Prospects for any kind of success are certainly remote, in light of the failure of every past effort at Middle East peace. Even prospects for its occurrence are questionable, given the skepticism of such nations as Syria and even Israel, which qualified its support on the not-insensible notion that it's hard to talk about peace while Hamas continues to attack Israelis. Hamas would be excluded from the conference.
The plan may, in some ways, be seen as the Bush administration's tacit admission that the war in Iraq was not the miracle cure that administration officials had touted. The theory leading up to the war -- and well after formal combat ended -- was that the United States would help create a functioning democracy in Iraq, at the very center of the dysfunctional Islamic world, and that freedom would flow like honey across the region. It didn't happen.

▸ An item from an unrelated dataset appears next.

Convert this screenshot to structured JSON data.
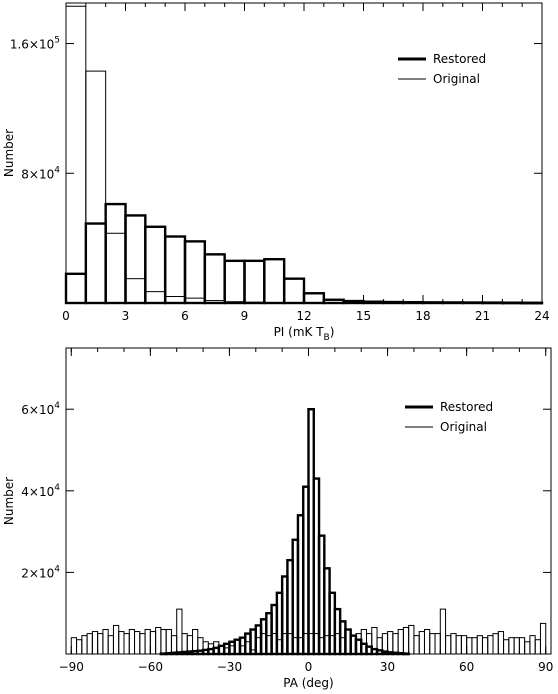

There were many reasons for that, but one was because the Bush administration bungled the occupation of Iraq, allowing terrorists and insurgents to destabilize the country ever since the initial combat phase of this war ended successfully more than four years ago. That miscalculation is emblematic of this administration's record of incompetence. It is a record that offers little hope for the success of this new effort.
Still, it is important to try, and Rice has shown a pragmatism that is unusual for survivors of this administration. If it doesn't succeed on its own, it may lay the groundwork for future efforts. That's not much, but it may have to be enough.